White Bear Consulting LLC provides digital strategy and innovation consulting and advisory services to mid-market and enterprise clients. We help business leaders align their business strategy and vision with IT strategy and solutions to achieve the organization’s goals, manage risk and reduce costs. White Bear provides an experienced, independent perspective not vested in any particular product, solution or service offering.
Keith Walbert is a senior IT executive and consultant focused on information technology innovation, strategy and architecture. He is highly regarded as an insightful, pragmatic, ethical and effective leader. His career has been focused on emerging and disruptive technologies, technology strategy and innovation, and enterprise architecture. He has held key technology leadership roles across diverse industries, including Healthcare Payer, Transportation & Logistics, and Biotherapeutics Manufacturing.
Keith received an undergraduate degree in Electrical Engineering from Penn State University. He and his wife live in the Reading, PA area in a home they designed and helped build. Keith is a member at the Greater Reading Chamber Alliance, Berks Arts Council, Berks History Center, and the Reading Public Museum. He volunteers at the annual Berks Jazz Fest and Reading Blues Fest.
To learn more about Keith, visit his LinkedIn profile – http://www.linkedin.com/in/keithjwalbert
White Bear Consulting LLC takes its name from the area in Robeson Township, Berks County, Pennsylvania near the founder’s home. Through the 18th and 19th centuries the township bustled with industry and entrepreneurship. The origin of the name is unclear, but may have originated from the Lenape Indian Tribe (also known as the Delaware Tribe) who settled in the area. In Native American folklore the appearance of an albino black bear cub was a sign of good things to come. So in that spirit, coupled with the rich entrepreneurial history, the name was adopted.
For the history buffs …
The hamlet of White Bear was named after the White Bear Inn. The area was also known as Scarlet’s Mill, named for John Scarlet who purchased 208 acres of undeveloped land in the mid-1700’s. There he and his sons built a grist and saw mill, several scythe factories and a woolen factory. The area developed into a small 18th Century industrial complex.
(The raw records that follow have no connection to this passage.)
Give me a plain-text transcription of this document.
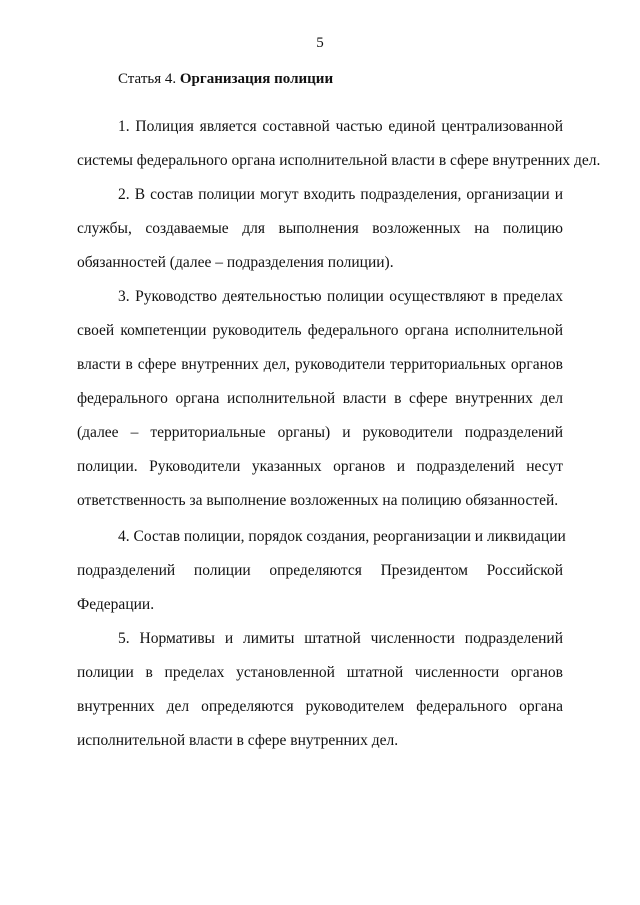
5
Статья 4. Организация полиции

1. Полиция является составной частью единой централизованной
системы федерального органа исполнительной власти в сфере внутренних дел.

2. В состав полиции могут входить подразделения, организации и
службы, создаваемые для выполнения возложенных на полицию
обязанностей (далее – подразделения полиции).

3. Руководство деятельностью полиции осуществляют в пределах
своей компетенции руководитель федерального органа исполнительной
власти в сфере внутренних дел, руководители территориальных органов
федерального органа исполнительной власти в сфере внутренних дел
(далее – территориальные органы) и руководители подразделений
полиции. Руководители указанных органов и подразделений несут
ответственность за выполнение возложенных на полицию обязанностей.

4. Состав полиции, порядок создания, реорганизации и ликвидации
подразделений полиции определяются Президентом Российской
Федерации.

5. Нормативы и лимиты штатной численности подразделений
полиции в пределах установленной штатной численности органов
внутренних дел определяются руководителем федерального органа
исполнительной власти в сфере внутренних дел.
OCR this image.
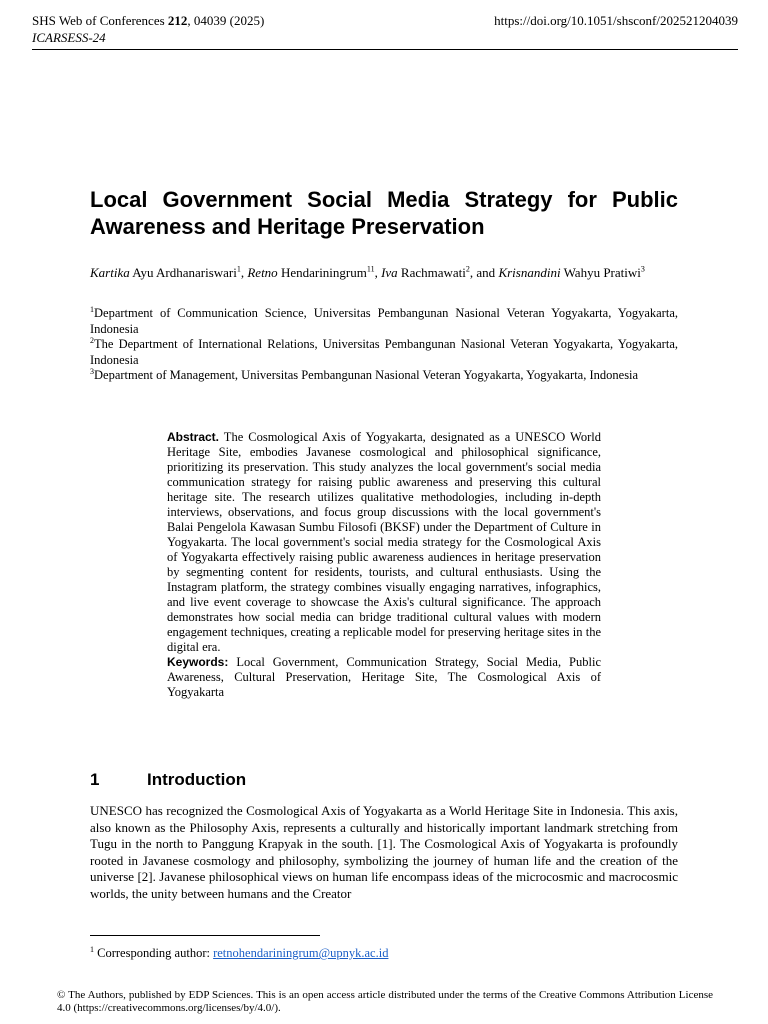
SHS Web of Conferences 212, 04039 (2025)	https://doi.org/10.1051/shsconf/202521204039
ICARSESS-24
Local Government Social Media Strategy for Public Awareness and Heritage Preservation
Kartika Ayu Ardhanariswari$^1$, Retno Hendariningrum$^{11}$, Iva Rachmawati$^2$, and Krisnandini Wahyu Pratiwi$^3$

$^1$Department of Communication Science, Universitas Pembangunan Nasional Veteran Yogyakarta, Yogyakarta, Indonesia

$^2$The Department of International Relations, Universitas Pembangunan Nasional Veteran Yogyakarta, Yogyakarta, Indonesia

$^3$Department of Management, Universitas Pembangunan Nasional Veteran Yogyakarta, Yogyakarta, Indonesia

Abstract. The Cosmological Axis of Yogyakarta, designated as a UNESCO World Heritage Site, embodies Javanese cosmological and philosophical significance, prioritizing its preservation. This study analyzes the local government's social media communication strategy for raising public awareness and preserving this cultural heritage site. The research utilizes qualitative methodologies, including in-depth interviews, observations, and focus group discussions with the local government's Balai Pengelola Kawasan Sumbu Filosofi (BKSF) under the Department of Culture in Yogyakarta. The local government's social media strategy for the Cosmological Axis of Yogyakarta effectively raising public awareness audiences in heritage preservation by segmenting content for residents, tourists, and cultural enthusiasts. Using the Instagram platform, the strategy combines visually engaging narratives, infographics, and live event coverage to showcase the Axis's cultural significance. The approach demonstrates how social media can bridge traditional cultural values with modern engagement techniques, creating a replicable model for preserving heritage sites in the digital era.

Keywords: Local Government, Communication Strategy, Social Media, Public Awareness, Cultural Preservation, Heritage Site, The Cosmological Axis of Yogyakarta

1	Introduction

UNESCO has recognized the Cosmological Axis of Yogyakarta as a World Heritage Site in Indonesia. This axis, also known as the Philosophy Axis, represents a culturally and historically important landmark stretching from Tugu in the north to Panggung Krapyak in the south. [1]. The Cosmological Axis of Yogyakarta is profoundly rooted in Javanese cosmology and philosophy, symbolizing the journey of human life and the creation of the universe [2]. Javanese philosophical views on human life encompass ideas of the microcosmic and macrocosmic worlds, the unity between humans and the Creator

$^1$ Corresponding author: retnohendariningrum@upnyk.ac.id
© The Authors, published by EDP Sciences. This is an open access article distributed under the terms of the Creative Commons Attribution License 4.0 (https://creativecommons.org/licenses/by/4.0/).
The White Bear Inn opened in 1810 and became the local gathering place. The Inn took its name from a painting of a bear on the sign outside. The building was originally a home built in 1730 and was known as a place where George Washington stopped. The Inn was also the first establishment in Berks County to obtain a liquor license.
Contemporary local residents fondly recall the former fine-dining restaurant called the White Bear Inn. Previously called the White Bear Tavern, the Inn was located about a mile north of the original White Bear Inn. The Inn opened in 1965, changed ownership in 1973 and closed in 1993. It has since been converted to a private residence.
Scarlet’s Mill Post Office was established in 1869, located at the back of the general store. There was also a brick yard, blacksmith shop and gun factory nearby. The former Post Office and store still stands today and is a private residence.
In 1873, Scarlet’s Mill became a stop along the Wilmington and Northern Railroad line and was known as White Bear Station. The train’s route connected Wilmington, Delaware and the Philadelphia-Pottsville line. Passenger service was discontinued in 1946.
The Scarlet family, who were Quakers, played an important role in obtaining The Robeson Quaker Meeting House located at the center of the township. The Scarlet family’s influence was not confined to industry and religion. They were ardent abolitionists and supported the Underground Railroad. Their home became the key command post in the area helping the runaway slaves as they moved from house to house and ultimately to freedom in Canada. Scarlet’s Mill was one of the most well-known stations on the Pennsylvania Underground Railroad. According to historian Wayne E. Homan, “The Scarlet Mansion at Scarlet’s Mill probably housed more [runaway slaves] over a longer period than any other Berks station stop.”